Olap@lemmy.world 5 days ago
You search for topics and keywords on search engines. It’s a different skill. And from what I see, yields better results. If something is vague also, think quickly first and make it less vague. That goes for life!
And a tool which regurgitates rubbish in a verbose manner isn’t a tool. It’s a toy. Toy’s can spark your curiosity, but you don’t rely on them. Toy’s look pretty, and can teach you things. The lesson is that they aren’t a replacement for anything but lorem ipsum
Deceptichum@quokk.au 5 days ago
Buddy that’s great if you know the topic or keyword to search for, if you don’t and only have a vague query that you’re trying to find more about to learn some keywords or topics to search for, you can use AI.
You can grandstand about tools and what ever other Luddite shit you want, at the end of the day despite all your raging you are the only one going to miss out despite whatever you fanatically tell yourself.

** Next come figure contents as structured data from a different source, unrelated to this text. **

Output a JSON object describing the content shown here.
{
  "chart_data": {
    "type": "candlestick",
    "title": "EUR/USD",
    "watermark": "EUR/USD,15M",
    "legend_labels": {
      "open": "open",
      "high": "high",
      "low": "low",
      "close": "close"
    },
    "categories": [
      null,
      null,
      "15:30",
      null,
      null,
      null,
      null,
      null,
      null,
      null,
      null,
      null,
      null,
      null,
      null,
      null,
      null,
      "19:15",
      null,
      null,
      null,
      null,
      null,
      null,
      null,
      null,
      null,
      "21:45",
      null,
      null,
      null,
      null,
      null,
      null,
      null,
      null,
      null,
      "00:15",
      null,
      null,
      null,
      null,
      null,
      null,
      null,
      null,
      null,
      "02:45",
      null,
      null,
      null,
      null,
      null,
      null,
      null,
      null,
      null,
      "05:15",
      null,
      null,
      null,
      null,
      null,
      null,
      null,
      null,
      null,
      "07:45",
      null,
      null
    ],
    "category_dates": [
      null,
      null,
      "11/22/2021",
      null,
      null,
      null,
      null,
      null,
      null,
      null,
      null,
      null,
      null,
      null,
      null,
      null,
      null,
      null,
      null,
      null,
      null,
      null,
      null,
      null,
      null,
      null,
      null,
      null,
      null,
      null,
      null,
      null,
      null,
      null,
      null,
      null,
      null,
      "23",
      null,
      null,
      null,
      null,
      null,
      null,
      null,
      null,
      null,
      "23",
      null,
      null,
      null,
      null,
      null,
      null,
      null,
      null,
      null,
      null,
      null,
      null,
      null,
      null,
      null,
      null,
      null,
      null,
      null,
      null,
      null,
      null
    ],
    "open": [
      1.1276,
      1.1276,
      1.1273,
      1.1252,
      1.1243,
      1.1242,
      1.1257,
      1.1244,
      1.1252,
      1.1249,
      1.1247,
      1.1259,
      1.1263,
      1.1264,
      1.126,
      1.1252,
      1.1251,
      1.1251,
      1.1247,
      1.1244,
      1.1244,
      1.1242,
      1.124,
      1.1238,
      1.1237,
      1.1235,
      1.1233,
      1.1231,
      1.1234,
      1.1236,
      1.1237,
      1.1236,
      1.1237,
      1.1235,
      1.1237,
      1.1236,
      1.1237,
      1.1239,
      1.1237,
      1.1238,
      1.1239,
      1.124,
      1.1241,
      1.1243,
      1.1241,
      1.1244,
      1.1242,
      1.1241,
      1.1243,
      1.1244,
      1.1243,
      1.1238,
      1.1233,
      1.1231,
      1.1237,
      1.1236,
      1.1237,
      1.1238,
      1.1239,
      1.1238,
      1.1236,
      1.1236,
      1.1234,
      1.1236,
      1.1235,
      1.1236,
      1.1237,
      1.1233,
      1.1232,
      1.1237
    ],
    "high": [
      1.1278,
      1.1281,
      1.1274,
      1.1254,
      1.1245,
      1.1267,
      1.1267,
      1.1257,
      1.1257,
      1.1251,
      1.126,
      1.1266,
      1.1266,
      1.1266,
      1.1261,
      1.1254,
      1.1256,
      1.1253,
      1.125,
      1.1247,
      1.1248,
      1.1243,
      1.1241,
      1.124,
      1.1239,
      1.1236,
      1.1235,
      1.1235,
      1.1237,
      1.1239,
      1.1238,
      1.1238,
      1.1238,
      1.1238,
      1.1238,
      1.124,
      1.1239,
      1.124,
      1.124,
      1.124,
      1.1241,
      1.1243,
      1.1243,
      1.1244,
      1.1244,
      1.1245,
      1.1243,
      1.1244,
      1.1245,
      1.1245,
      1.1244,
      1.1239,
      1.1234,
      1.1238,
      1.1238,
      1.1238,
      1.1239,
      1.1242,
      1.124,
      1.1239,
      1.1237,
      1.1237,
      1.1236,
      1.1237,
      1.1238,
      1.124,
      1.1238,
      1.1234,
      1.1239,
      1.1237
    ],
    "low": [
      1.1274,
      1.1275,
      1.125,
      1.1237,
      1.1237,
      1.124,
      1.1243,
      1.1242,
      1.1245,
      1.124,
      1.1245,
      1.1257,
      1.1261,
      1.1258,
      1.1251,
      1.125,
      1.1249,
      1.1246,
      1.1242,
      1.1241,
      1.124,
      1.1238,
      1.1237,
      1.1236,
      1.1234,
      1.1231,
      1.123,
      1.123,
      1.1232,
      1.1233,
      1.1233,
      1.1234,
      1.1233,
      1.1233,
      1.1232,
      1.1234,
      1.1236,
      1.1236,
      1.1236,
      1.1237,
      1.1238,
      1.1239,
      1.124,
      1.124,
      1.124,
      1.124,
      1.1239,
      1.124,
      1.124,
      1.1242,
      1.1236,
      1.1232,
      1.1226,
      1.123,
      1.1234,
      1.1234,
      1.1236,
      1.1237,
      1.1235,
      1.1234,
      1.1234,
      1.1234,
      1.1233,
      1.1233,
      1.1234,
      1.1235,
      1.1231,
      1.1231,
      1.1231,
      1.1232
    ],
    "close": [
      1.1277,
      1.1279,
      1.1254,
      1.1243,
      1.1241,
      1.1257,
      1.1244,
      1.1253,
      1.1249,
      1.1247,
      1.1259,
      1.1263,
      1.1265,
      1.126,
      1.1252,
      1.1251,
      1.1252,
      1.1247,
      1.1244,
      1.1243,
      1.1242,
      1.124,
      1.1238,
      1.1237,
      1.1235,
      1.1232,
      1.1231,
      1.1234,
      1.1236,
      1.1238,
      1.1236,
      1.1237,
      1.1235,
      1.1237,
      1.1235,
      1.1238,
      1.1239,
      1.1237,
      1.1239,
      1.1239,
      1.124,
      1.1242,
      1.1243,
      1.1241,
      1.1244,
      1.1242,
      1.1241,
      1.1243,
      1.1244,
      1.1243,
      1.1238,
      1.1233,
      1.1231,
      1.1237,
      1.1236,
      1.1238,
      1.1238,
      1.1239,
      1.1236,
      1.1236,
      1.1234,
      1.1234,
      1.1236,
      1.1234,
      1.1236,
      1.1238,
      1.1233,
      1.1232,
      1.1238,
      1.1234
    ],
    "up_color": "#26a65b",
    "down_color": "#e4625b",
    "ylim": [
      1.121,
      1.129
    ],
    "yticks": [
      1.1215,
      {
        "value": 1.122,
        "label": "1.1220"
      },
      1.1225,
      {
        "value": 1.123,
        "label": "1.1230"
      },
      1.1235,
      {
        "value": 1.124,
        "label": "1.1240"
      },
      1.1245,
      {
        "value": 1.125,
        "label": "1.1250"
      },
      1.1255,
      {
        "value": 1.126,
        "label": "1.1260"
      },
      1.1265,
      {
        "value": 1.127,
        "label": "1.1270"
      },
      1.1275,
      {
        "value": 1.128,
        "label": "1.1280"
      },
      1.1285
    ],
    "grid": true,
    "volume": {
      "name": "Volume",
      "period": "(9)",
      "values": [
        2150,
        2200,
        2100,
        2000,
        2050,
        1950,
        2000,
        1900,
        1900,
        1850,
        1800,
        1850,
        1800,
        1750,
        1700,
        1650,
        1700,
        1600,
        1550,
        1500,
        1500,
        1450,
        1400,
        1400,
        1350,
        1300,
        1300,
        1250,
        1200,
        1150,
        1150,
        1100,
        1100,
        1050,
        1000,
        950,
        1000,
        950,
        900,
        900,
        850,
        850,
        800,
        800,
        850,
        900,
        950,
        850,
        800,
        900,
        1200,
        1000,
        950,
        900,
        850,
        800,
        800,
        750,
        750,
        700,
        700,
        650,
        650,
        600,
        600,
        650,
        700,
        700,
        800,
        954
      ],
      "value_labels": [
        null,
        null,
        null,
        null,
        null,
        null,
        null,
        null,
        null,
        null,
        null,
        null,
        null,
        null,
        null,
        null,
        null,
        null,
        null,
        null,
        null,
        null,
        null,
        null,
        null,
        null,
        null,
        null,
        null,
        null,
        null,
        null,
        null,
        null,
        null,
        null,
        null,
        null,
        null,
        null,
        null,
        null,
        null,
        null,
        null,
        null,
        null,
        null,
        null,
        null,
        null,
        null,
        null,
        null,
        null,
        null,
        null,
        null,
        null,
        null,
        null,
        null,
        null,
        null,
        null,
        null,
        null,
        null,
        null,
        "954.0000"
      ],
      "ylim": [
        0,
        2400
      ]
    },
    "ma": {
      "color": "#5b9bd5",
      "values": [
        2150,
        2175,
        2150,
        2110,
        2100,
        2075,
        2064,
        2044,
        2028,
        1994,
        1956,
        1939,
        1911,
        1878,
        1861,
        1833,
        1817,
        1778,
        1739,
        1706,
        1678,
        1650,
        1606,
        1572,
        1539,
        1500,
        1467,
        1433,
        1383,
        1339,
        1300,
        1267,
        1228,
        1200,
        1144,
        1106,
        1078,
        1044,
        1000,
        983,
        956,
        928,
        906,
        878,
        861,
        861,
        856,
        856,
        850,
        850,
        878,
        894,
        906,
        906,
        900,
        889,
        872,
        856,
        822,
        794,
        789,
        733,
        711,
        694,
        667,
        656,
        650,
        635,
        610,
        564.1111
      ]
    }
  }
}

Zozano@aussie.zone 5 days ago
I often use it to check whether my rationale is correct, or if my opinions are valid.
Olap@lemmy.world 5 days ago
You do know it can’t reason and literally makes shit up approximately 50% of the time? Be quicker to toss a coin!
Zozano@aussie.zone 5 days ago
Actually, given the aforementioned prompts, its quite good at discerning flaws in my arguments and logical contradictions.
LainTrain@lemmy.dbzer0.com 5 days ago
YouTube tutorials for the most part are garbage and a waste of your time, they are created for engagement and milking your money only, the edutainment side of YT ala Vsauce (pls come back) works as a general trivia to ensure a well-rounded worldview but it’s not gonna make you an expert on any subject. You’re on the right track with reading, but let’s be real you’re not gonna have much luck learning anything of value in brainrot that is newspapers and such, beyond cooking or w/e and who cares about that, I’d rather they teach me how I can never have to eat again because boy that shit takes up so much time.
Olap@lemmy.world 5 days ago
For the most part, I agree. But YouTube is full of gold too. Lots of amateurs making content for themselves. And plenty of newspapers are high quality and worth your time to understand the current environment in which we operate. Don’t let them be your only source of news though, social media and newspapers are both guilty of creating information bubbles. Expand, be open, don’t be tribal.